Marion Delgado said...

Meteorologists make up the largest portion of climate denialists I am aware of. Then maybe geologists. I have always found engineers were way more into crankdom and denial than physicists. Interestingly, in addition to engineers, the other group I've found the most science cranks/denialiasts of the same market-philosophy-driven stripe is software people, some of whom are computer scientists of a sort.

Physicists certainly aren't immune to denialism though. Off the top of my head, I think of Motl, Akasofu and Kramm, Dyson (to a degree), Lindzen and I am sure many other well-known ones are out there.

John Mashey said...

I'm looking at a list of 157 physicists who signed this Petition to the APS. Almost all have PhDs in Physics, an most have had careers there.

Myanna Lahsen's "modernity in the greenhouse" article is worth reading.

I would council that making generalizations about huge groups without supplying backup is not very productive.

Anonymous said...

John Mashey says "I'm looking at a list of 157 physicists who signed this Petition to the APS.."

followed by

'I would council that making generalizations about huge groups without supplying backup is not very productive."

According to wikipedia
"The American Physical Society (APS Physics) has over 47,000 members."

I don't know just what percentage of those are physicists, but if even 10% are (probably VERY conservative), that would mean that 4700 members are physicists.

So, 157 (some of whom may not even currently be members) have a problem with the APS statement on climate change vs 4700 who apparently do not? (or if they do, are silent, at least)

I would council that making generalizations about huge groups without supplying (convincing) backup is not very productive.

John Mashey said...

Hmm, this set of comments seems broken, but maybe I was ambiguous. I objected to Marion's anecdotal comments on engineers and software people. Those assertions may or may not be correct [I've known a lot of both, and manage a bunch, an indeed there is some serious flakiness here and there], but the assertions are not well-formed, and there was zero backup.

sister of physics brothers said...

Almost all APS members are physicists. It's just that the name does not say that clearly....
Yes, physicists are arrogant, if you read Smith's post, they are even arrogant about their arrogance. At other jobs, one would be fired for this sort of lack of teamwork and bad attitude.

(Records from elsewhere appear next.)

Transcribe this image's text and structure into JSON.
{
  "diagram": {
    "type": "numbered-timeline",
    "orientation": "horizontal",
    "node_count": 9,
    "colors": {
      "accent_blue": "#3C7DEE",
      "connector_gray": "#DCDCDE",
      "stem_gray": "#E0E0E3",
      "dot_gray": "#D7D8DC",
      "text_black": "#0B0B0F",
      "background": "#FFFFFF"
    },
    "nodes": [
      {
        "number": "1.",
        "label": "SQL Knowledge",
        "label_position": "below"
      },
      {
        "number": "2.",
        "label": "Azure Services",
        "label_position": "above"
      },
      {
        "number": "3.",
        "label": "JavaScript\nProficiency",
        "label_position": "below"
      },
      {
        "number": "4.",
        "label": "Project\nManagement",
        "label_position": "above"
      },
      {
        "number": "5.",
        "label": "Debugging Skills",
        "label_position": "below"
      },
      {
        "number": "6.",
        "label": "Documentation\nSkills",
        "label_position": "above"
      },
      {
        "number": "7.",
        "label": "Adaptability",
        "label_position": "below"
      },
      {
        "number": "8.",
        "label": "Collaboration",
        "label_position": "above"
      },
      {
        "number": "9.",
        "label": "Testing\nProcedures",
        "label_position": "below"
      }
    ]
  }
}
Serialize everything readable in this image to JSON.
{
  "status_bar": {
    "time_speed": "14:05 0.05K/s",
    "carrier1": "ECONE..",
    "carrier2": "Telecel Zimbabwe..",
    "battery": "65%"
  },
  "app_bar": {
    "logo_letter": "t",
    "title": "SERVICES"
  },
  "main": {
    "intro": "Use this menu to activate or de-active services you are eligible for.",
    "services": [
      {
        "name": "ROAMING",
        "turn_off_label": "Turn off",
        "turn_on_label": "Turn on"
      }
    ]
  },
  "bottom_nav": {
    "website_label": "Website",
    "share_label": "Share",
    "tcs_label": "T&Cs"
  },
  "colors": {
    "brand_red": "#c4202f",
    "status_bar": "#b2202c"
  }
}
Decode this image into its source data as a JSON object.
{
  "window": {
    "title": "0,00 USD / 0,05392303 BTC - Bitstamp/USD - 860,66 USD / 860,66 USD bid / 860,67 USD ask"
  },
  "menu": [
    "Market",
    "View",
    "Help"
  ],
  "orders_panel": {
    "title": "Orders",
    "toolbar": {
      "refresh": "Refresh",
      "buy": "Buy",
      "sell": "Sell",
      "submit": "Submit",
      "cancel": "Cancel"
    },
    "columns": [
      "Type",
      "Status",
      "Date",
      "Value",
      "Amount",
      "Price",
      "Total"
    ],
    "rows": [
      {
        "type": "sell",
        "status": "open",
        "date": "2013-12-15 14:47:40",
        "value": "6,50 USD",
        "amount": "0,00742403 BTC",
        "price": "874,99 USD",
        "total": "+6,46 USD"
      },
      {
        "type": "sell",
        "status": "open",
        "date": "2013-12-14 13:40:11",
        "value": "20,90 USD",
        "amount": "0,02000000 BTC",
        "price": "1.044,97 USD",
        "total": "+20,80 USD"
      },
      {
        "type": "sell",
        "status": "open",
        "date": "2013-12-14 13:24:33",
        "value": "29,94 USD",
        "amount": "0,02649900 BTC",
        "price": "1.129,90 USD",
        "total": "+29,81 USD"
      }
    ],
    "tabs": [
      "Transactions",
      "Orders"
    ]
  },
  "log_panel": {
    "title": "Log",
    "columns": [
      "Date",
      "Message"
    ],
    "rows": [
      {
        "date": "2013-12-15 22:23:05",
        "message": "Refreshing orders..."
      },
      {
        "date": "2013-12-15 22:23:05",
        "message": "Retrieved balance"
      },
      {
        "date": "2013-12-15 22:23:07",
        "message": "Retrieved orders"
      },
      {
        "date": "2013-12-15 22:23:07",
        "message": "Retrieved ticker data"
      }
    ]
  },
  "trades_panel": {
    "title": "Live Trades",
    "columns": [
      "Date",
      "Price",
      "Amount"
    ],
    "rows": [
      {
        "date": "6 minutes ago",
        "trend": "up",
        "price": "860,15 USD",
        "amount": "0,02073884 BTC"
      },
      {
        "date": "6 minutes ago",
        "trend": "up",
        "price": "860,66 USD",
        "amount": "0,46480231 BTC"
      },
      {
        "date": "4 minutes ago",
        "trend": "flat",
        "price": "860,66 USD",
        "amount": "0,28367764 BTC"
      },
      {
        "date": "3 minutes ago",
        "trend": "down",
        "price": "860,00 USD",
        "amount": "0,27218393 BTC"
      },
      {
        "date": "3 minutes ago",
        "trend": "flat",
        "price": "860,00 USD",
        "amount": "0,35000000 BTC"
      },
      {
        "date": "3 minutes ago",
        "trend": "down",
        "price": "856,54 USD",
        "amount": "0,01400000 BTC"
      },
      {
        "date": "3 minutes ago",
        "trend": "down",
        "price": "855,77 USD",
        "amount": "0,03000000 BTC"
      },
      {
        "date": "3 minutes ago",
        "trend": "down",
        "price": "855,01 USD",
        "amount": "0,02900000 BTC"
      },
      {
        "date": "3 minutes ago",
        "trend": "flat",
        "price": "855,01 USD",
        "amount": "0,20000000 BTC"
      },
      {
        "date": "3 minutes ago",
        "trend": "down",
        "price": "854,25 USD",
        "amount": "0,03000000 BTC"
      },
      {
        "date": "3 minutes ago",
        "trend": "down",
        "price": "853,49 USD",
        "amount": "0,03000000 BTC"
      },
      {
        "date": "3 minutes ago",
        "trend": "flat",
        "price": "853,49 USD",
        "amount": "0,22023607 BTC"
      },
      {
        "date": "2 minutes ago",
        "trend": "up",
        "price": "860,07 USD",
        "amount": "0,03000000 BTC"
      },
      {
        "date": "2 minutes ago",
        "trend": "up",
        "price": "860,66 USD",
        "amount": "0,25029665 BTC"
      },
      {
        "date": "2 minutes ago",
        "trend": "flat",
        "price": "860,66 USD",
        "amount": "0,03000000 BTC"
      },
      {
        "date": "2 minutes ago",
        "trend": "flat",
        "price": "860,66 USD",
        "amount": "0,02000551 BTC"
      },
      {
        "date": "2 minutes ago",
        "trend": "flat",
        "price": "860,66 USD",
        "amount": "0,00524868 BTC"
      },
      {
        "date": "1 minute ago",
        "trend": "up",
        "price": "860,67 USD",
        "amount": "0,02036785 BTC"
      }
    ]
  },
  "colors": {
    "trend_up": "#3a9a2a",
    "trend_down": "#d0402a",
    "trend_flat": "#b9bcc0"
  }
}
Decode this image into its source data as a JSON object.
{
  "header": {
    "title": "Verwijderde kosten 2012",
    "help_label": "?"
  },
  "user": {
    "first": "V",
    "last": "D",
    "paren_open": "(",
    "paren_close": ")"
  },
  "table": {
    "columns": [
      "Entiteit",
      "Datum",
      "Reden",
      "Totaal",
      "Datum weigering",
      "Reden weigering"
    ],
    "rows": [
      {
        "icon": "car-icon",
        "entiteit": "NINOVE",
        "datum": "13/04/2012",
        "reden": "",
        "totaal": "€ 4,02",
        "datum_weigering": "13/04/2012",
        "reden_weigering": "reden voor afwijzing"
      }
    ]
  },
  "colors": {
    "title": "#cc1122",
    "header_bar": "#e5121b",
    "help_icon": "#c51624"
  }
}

Smith is lucky to work with other physicists. Trust those of us who have worked with physicists and who are not in the "elite" clique of them. They are definitely more arrogant and less self-reflective than others.
However, the public regularly laughs at physicists and sees them as loons, and no one really cares what they think as a group, so on the "playground," we win. (Sorry but that's the truth.) You wonder why women stay away from physics like its a plague.

Anonymous said...

"the public regularly laughs at physicists and sees them as loons, and no one really cares what they think as a group, so on the "playground," we win.

Not sure who "we" are and what "we win" means, but that sounds like a combination of sour grapes and more than a little wishful thinking.

The facts actually belie the claim.

Some of the most beloved scientists among the public were physicists. The best examples are Albert Einstein and richard feynman,

And quite contrary to the claim, they were widely respected and sought after for their advice on important scientific matters.

(Sorry but that's the real truth.)

In other words, people DID care a great deal about what they thought.